その一環として、エックスと起動に成功した「Code:Zero」のISデータの採取のために、IS学園への入学を依頼されているのだ。
彼としては、兵器の開発はまだいい。
だが、"心"を持っているエックスとゼロに、他人をだますような行為をしてほしくない、という想いがあった。
ライト博士から受け継いだエックスにしても、彼を元にして開発したゼロにしても、彼にとっては息子も同じだった。
彼らをIS学園に送りだすということは、彼らは兵器であり機械であることを自覚させられるような気がしてしまっているのだ。
だからこそ、悩み、考え続けた。
だが、最終的に彼は、息子たちの意思を尊重して、彼らをIS学園へと入学させた。
のちに、彼はこう記している。
『これが果たして正しい選択だったのか。エックスは私の師匠から受け継ぎ、ゼロは彼を元に私が開発した最高傑作だ。
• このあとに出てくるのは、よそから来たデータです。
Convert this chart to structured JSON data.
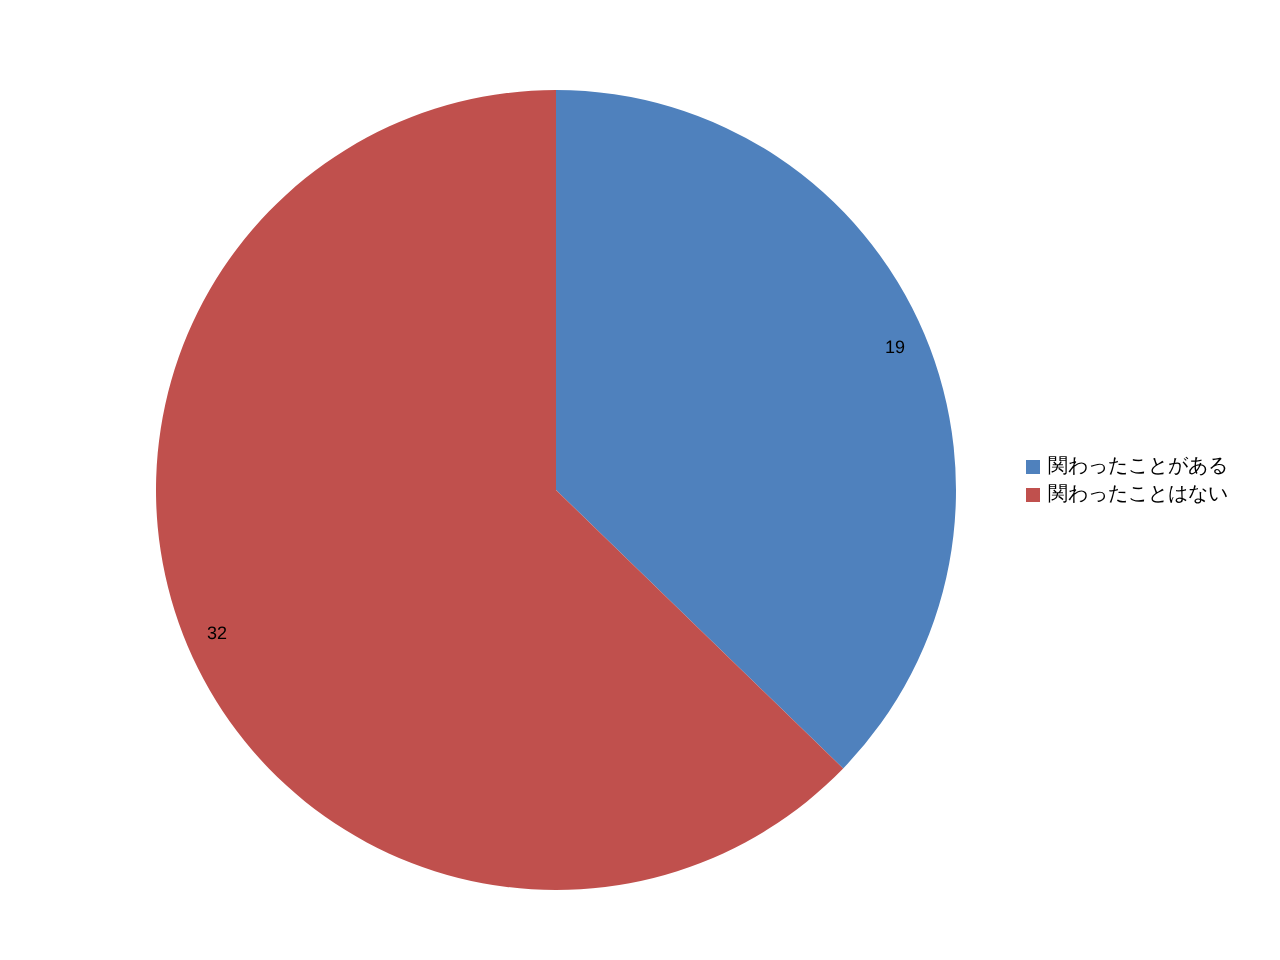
{
  "chart_data": {
    "type": "pie",
    "categories": [
      "関わったことがある",
      "関わったことはない"
    ],
    "values": [
      19,
      32
    ],
    "colors": [
      "#4f81bd",
      "#c0504d"
    ],
    "data_labels": true,
    "legend": "right"
  }
}
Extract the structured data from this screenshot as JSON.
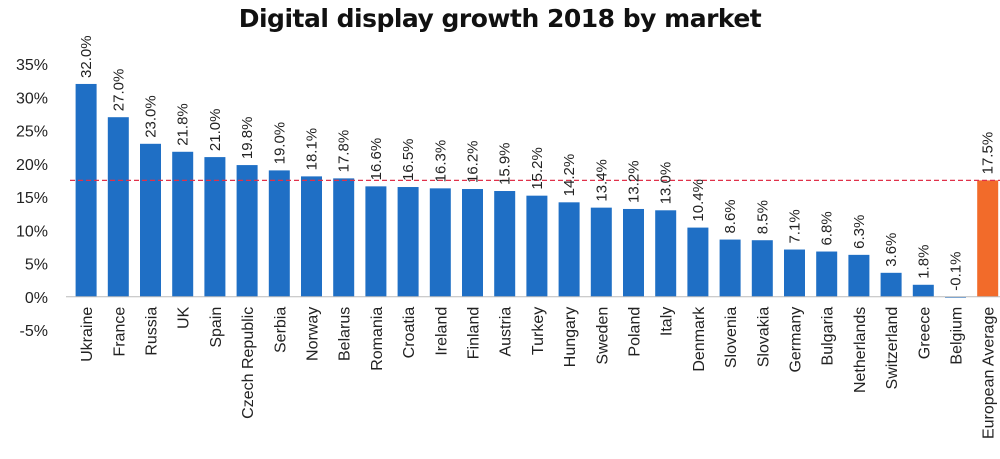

もし、二人がISに接触してしまったら、もし、女尊男卑の風潮に染められてしまったら……わが敬愛なる師、ライト博士が懸念していたように、エックスとゼロは「進化のための戦い」に身を投じることになるかもしれない……だが、私は二人がISとともに世界の希望となることを願い、信じてやまない。どうか、この想いが、多くの科学者の心に根付いているように』
そこに記されていたのは、ただただ、二人の息子の未来を案じる、父親としての想いに他ならなかった。